2011年7月28日木曜日

ワーホリ体験記 in カナダ~その②~

前回のつづき

メールを送るとすぐに返事があり、いまはまだ雪が残っているので畑仕事はできないけど、パンを焼いたりその他もろもろの仕事はあるので、おいでとの返事。そこはRivertonという街でマニトバ州、州都のウィニペグから2時間弱ほど。その一家はパンを週に2、3回焼いていて、焼いたパンを翌日の朝にウィニペグのオーガニック食品を扱っているお店に届けていた。パンをつくったことはそれまでなかったので、片付けや掃除、ときには夕飯作りなどをして手伝ううちに、計量や整形などを手伝わせてもらう。

音楽が好きな一家で息子がギターを弾き、長女がバイオリン、次女がピアノを弾いて演奏会なんてこともしばしば。敬虔なクリスチャンでもあったので、毎食時にお祈り、夕飯は順番でその日のことを話してからお祈り、毎週日曜日は教会に集まり讃美歌を歌い説教を聴く。男兄弟がいなかったので特に息子(15才)と仲良くなり、サッカーやキャッチボール、グラウンドホッケーをやったり彼の友達の家の地下室でボクシングのまがいごとをしたり、これぞ北米(?)な経験が沢山できました。

次にいったのはアルバータ州のCastorという、ここもまた右を見ても左を見ても平地しかない広大な平原の中のファーム。鶏200羽、ヤギ30等、牛5頭というアニマルファーム。牛の搾乳、ヤギの出産、赤ちゃんヤギへの授乳(ヤギのお乳は2つしかないのに3頭赤ちゃんが生まれたりする。そうすると1頭は人間が育てる)。鶏は雛から育てたり(うんちがお尻に詰まって死んでしまうこともあるので、ときどきお尻をきれいにしてあげる)、あんたもやってみるかい? と手渡された出刃包丁で生きた鶏を出荷用に・・・したりと貴重な体験ができました。
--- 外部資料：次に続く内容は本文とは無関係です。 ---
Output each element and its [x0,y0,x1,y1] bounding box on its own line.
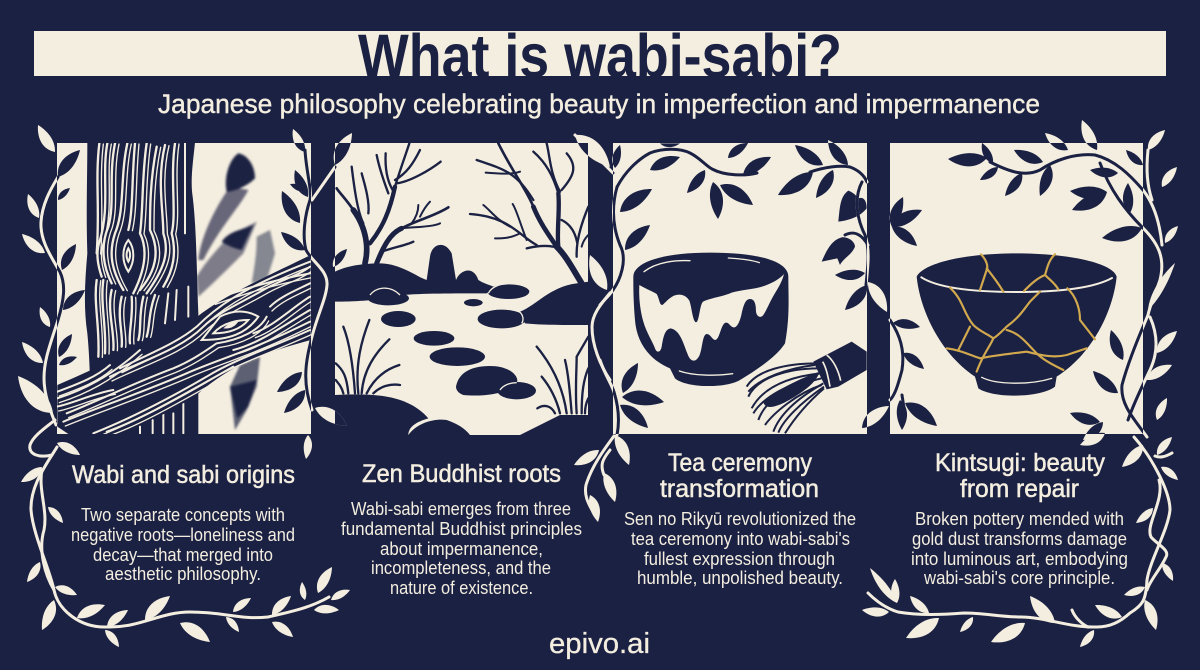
heading: transformation [660,475,819,503]
trunk grain [96,143,188,433]
body [71,504,295,584]
tea bowl [633,253,789,386]
text block: kintsugi beauty from repair [911,449,1128,588]
tree trunk [85,142,198,434]
gold cracks [947,254,1095,372]
body: negative roots—loneliness and [71,524,295,545]
body: wabi-sabi's core principle. [923,567,1115,588]
heading: Tea ceremony [668,449,812,477]
text block: tea ceremony transformation [624,449,856,588]
heading: Kintsugi: beauty [935,449,1105,477]
bamboo whisk [747,342,867,433]
text block: zen buddhist roots [341,460,582,598]
body: gold dust transforms damage [912,528,1127,549]
subtitle: Japanese philosophy celebrating beauty in imperfection and impermanence [158,89,1040,119]
body [624,508,856,588]
body: fundamental Buddhist principles [341,518,582,539]
right bare tree [470,143,588,283]
body: tea ceremony into wabi-sabi's [631,528,850,549]
body: Wabi-sabi emerges from three [351,498,571,519]
kintsugi bowl [917,253,1117,396]
title: What is wabi-sabi? [358,22,842,90]
heading [935,449,1105,503]
body: aesthetic philosophy. [105,563,261,584]
fallen branch [57,255,311,434]
footer brand: epivo.ai [549,628,650,660]
branch grain [57,262,312,438]
title banner [34,31,1166,76]
body: into luminous art, embodying [911,548,1128,569]
panel: kintsugi bowl illustration [890,143,1143,434]
body: Sen no Rikyū revolutionized the [624,508,856,529]
heading [660,449,819,503]
heart-shaped leaves [838,191,867,222]
panel: tea bowl and whisk illustration [613,143,867,434]
thick vine band at top [660,143,680,147]
heading: from repair [960,475,1079,503]
brush strokes [197,153,275,430]
heading: Zen Buddhist roots [362,460,561,488]
vines: cream on navy [10,118,1181,650]
body: fullest expression through [644,548,835,569]
grass tufts [336,320,588,413]
dripping glaze [639,274,784,361]
body: nature of existence. [390,577,533,598]
panel: wood grain illustration [57,142,312,438]
banks and rocks [335,245,493,302]
body: Broken pottery mended with [915,508,1124,529]
bowl rim and foot highlights [921,277,1112,383]
body [911,508,1128,588]
left bare tree [337,143,448,263]
stone highlights [370,284,523,390]
text block: wabi and sabi origins [71,461,295,584]
heading: Wabi and sabi origins [72,461,295,489]
panel: zen garden illustration [335,143,588,435]
body: humble, unpolished beauty. [637,567,843,588]
vines: navy over panels [57,143,1143,434]
body: Two separate concepts with [81,504,285,525]
body [341,498,582,598]
body: incompleteness, and the [371,557,551,578]
body: about impermanence, [380,538,543,559]
stepping stones [368,284,536,399]
body: decay—that merged into [93,544,273,565]
bowl highlights [644,258,759,375]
一家はお父さんとお母さん、それに娘さんがいるとのことでしたが、その時娘さんはベルファストだかハリファックスだかに留学にいっていていませんでした。お父さんは作業中の事故のため下半身不随になってしまっていたので、彼の手足となり働く必要がありました。夜は一緒にビール(Kokanee)を飲みッセブンブリッジをし、テレビでCanadian Idle(古い)を観ました。

最後のファームはブリティッシュコロンビア州のCawstonという街にある果樹園。ちょうど収穫時期でプラムからはじまりスイカ、メロン、桃、リンゴのフルーツピッキングならびにトマト、ズッキーニ、なす、ピーマン、かぼちゃ、たまねぎ、にんにくなどの収穫を手伝う。週末になるとバンクーバーに行きファーマーズマーケットで販売する。自分が育てた野菜が喜んでお客さんに買われるのが嬉しい。薄汚れたTシャツと短パンで大都会バンクーバーで野菜を売っていると自分が本当のファーマーになったような錯覚すら覚える。

ここのファームには子供が3人いて、そのうち上の2人はお母さんの連れ子でした。寝る前に下手な英語で絵本を読み聞かせたり、ファーマーズマーケットの間散歩をして遊んだり、農作業中においかけっこをしたり、時には本気にケンカしたりと子育て体験もできました。

とまあ、非常に多くの得難い体験が色々できたワーホリでした。先のことはあまり考えずふらりふらりとファームを点在したわけですが、一番の経験はカナダの日常の生活に触れることができたことでした。それまで他人の家に長いこと住まわせてもらったことなどなかったのですが、おおらかで気の優しいカナダ人の家庭に接しているうちに、家庭の中の自分というものにはじめて気がつくことができました。早い話、自分は一人ではない、と。

世界は広いです。そして人は世界よりも狭い考えを持っています。考えを広げるために旅をしてみてはいかがですか?